Verletzlich
Sieh mal!, sagst du, und drehst die Hand dem Licht der Kerze zu. Mein Finger gleitet tastend und fühlend über die kleine Wunde, spürt Kratziges und nimmt Feuchtigkeit mit sich. Diese Gewissheit, jenes Raue wieder zu spüren, wenn du mich berühren wirst ...! Mein tröstender Kuss senkt sich hinab. Nein, blutleer bist du nicht! Ich streichle mit der Zunge diese kleine Stelle, den leicht metallenen Geschmack erkennend. Er dämpft nicht meine leise Zärtlichkeit, ruft dennoch lauernd Ängstliches hervor.Wie verletzlich du bist! Dein Mannsein ändert nichts daran: Zart ist deine Haut. Auch in der Leistengegend, da, wo du aufjuchzt, wenn ich dich nur leicht berühre - so empfindsam ist sie. Und empfänglich für Signale aller Art. Fingerspitzen tippen meine, im Rhythmus deines Pulses, dir den Hals entlang. So zart, so verletzlich! Diese eine schutzlose Stelle, eine ungeschickte Bewegung, ein schneller Schnitt ... und aus.
Eine ungeschützte Stelle, eine geschickte Bewegung, ein hassvoller Schritt ... und ausgeschaltet. Krimis - man fühlt kein wirkliches Erschrecken mehr, hat wohl zu viel davon gesehen. Zu viel stumpft ab. Stumpfes Messer, dumpfer Schmerz. Sie sind mir nicht so nahe, sie gehen mir längst nicht mehr so unter die Haut, wie du.
Und unter deiner Haut pulsiert, zum Greifen nah - wenn etwas nach dir greifen wollte, da, an dieser zarten, feinen Stelle - dein Blut. Vom Außen nur durch hauchdünne Schichten getrennt, pulsiert es fort und fort. Aus haarfeinen Schnitten rinnt es manchmal, wenn du wohl nicht acht gegeben hast am Morgen. Es kann genau so schnell versiegen, wie meine Ängstlichkeit mich vorher lähmt. Die irreale Angst, zu spät zu sein, der Schnitt zu tief und dass wohl nichts mehr helfen kann.
Dennoch liebe ich die kleinen hellen Narben da an deinem Kinn, am Hals, an deinen Händen. Sie machen dich so eigenartig, ich sehe dich mit Fingeraugen - einzigartig, unverwechselbar!
Langsam fährt mein Finger diese neue wunde Rinne nach. Gleitet zart, ganz zart, meine Krallen sind längst eingefahren. Dünnhäutig geworden, verdrängt er Mal für Mal das andere - verborgene - Waffenarsenal: spitze Worte, pfeilschnelle Erwiderungen, wegwischende Gesten.
Erstarrtes Schweigen, hart und kalt und aus Verletztheit selbst verletzend, drang bitter unter unsere Haut. Es hatte sich ins Herz verbissen, Stück für Stück herausgerissen, lungerte herum, machte sich breit, hielt es besetzt. Mal mehr, mal weniger. Es ließ sich nicht vertreiben, wollte, musste bleiben. Es hungerte nach losgelösten Worten, der Losung mit dem Wort: Verzeih!

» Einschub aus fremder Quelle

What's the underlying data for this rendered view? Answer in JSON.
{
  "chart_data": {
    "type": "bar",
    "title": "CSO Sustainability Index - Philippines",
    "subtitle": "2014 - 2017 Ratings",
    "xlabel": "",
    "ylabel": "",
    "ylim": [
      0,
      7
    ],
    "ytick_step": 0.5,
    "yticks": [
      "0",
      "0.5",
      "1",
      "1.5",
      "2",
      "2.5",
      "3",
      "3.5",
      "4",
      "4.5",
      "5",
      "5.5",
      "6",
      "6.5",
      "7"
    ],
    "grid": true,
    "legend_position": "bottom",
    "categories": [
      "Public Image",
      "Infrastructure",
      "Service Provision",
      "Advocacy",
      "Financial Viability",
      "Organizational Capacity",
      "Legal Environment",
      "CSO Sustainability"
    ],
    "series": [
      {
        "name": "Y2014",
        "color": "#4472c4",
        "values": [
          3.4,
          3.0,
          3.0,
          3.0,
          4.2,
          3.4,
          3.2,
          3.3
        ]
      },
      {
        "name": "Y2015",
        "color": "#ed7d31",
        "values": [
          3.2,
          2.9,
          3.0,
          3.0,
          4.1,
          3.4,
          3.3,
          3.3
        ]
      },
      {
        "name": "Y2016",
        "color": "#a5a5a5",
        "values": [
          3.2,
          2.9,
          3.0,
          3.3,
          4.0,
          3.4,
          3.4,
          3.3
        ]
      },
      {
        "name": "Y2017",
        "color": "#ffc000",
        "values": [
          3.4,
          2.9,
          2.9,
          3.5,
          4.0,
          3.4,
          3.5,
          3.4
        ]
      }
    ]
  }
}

Es fiel, erst tröpfelnd, stetig dann und sommerregenwarm. Schmerzlich prallte es auf unser abgewandtes Lauschen, doch flüsternd löschte es den Brand der Wunden im Gemüt und unterschrieb auf unserer Haut mit feuchten Spuren das Urteil unserer Freilassung.
Narben blieben und sie liegen tief. Sie schimmern dunkel durch die sichtbar äußeren. Mein Finger fährt darüber hin, spricht ein Gebet und meint, sie zu erleuchten: Macht's gut! Macht das alles wieder gut!

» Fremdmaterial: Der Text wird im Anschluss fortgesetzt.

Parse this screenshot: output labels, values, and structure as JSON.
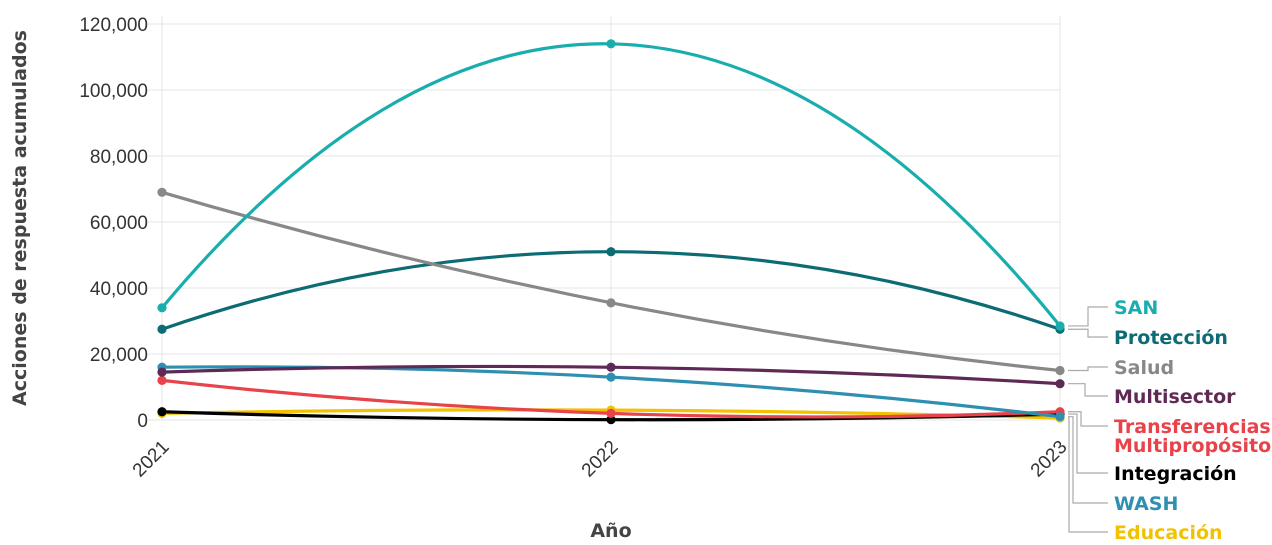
{
  "chart_data": {
    "type": "line",
    "title": "",
    "xlabel": "Año",
    "ylabel": "Acciones de respuesta acumulados",
    "x": [
      "2021",
      "2022",
      "2023"
    ],
    "ylim": [
      0,
      120000
    ],
    "yticks": [
      0,
      20000,
      40000,
      60000,
      80000,
      100000,
      120000
    ],
    "ytick_labels": [
      "0",
      "20,000",
      "40,000",
      "60,000",
      "80,000",
      "100,000",
      "120,000"
    ],
    "grid": true,
    "legend": "right, labels at line ends",
    "curve": "smooth",
    "series": [
      {
        "name": "SAN",
        "color": "#1aadad",
        "values": [
          34000,
          114000,
          28500
        ],
        "label_lines": [
          "SAN"
        ]
      },
      {
        "name": "Protección",
        "color": "#0c6b73",
        "values": [
          27500,
          51000,
          27500
        ],
        "label_lines": [
          "Protección"
        ]
      },
      {
        "name": "Salud",
        "color": "#888888",
        "values": [
          69000,
          35500,
          15000
        ],
        "label_lines": [
          "Salud"
        ]
      },
      {
        "name": "Multisector",
        "color": "#5e2a55",
        "values": [
          14500,
          16000,
          11000
        ],
        "label_lines": [
          "Multisector"
        ]
      },
      {
        "name": "Transferencias Multipropósito",
        "color": "#e8424a",
        "values": [
          12000,
          2000,
          2500
        ],
        "label_lines": [
          "Transferencias",
          "Multipropósito"
        ]
      },
      {
        "name": "Integración",
        "color": "#000000",
        "values": [
          2500,
          100,
          1800
        ],
        "label_lines": [
          "Integración"
        ]
      },
      {
        "name": "WASH",
        "color": "#2f8fb0",
        "values": [
          16000,
          13000,
          1000
        ],
        "label_lines": [
          "WASH"
        ]
      },
      {
        "name": "Educación",
        "color": "#f2c200",
        "values": [
          2000,
          3000,
          600
        ],
        "label_lines": [
          "Educación"
        ]
      }
    ]
  }
}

Wir stürzten oft und es tat weh. Wir fielen weicher, wenn auch Klärung zur Erklärung kam. Dann - keine Wunden, keine Narben mehr, nur rote, blaue Flecke. Jeder Fall - ein Absturz an der Schweigemauer, ein Stolpern über die Wurzeln des Lebensbaums. Doch es hängt an ihm auch diese Schaukel - für uns gerade breit genug. Wir haben uns hinaufgeschwungen, hoch und höher, und liegen jetzt im Nest aus überlebten Wortgefechten. Weich gepolstert, hält es warm, mit tiefer fühlendem Verstehen.
Und Wärme heilt. Den Narben folgt nur hin und wieder noch ein blauer Fleck, wenn wir an neue Kanten stoßen.
Zart ist deine Haut, doch keine Grenze. Mein Finger fühlt dich tiefer.
Verletzlich sollst du bleiben, weiterhin, in dir.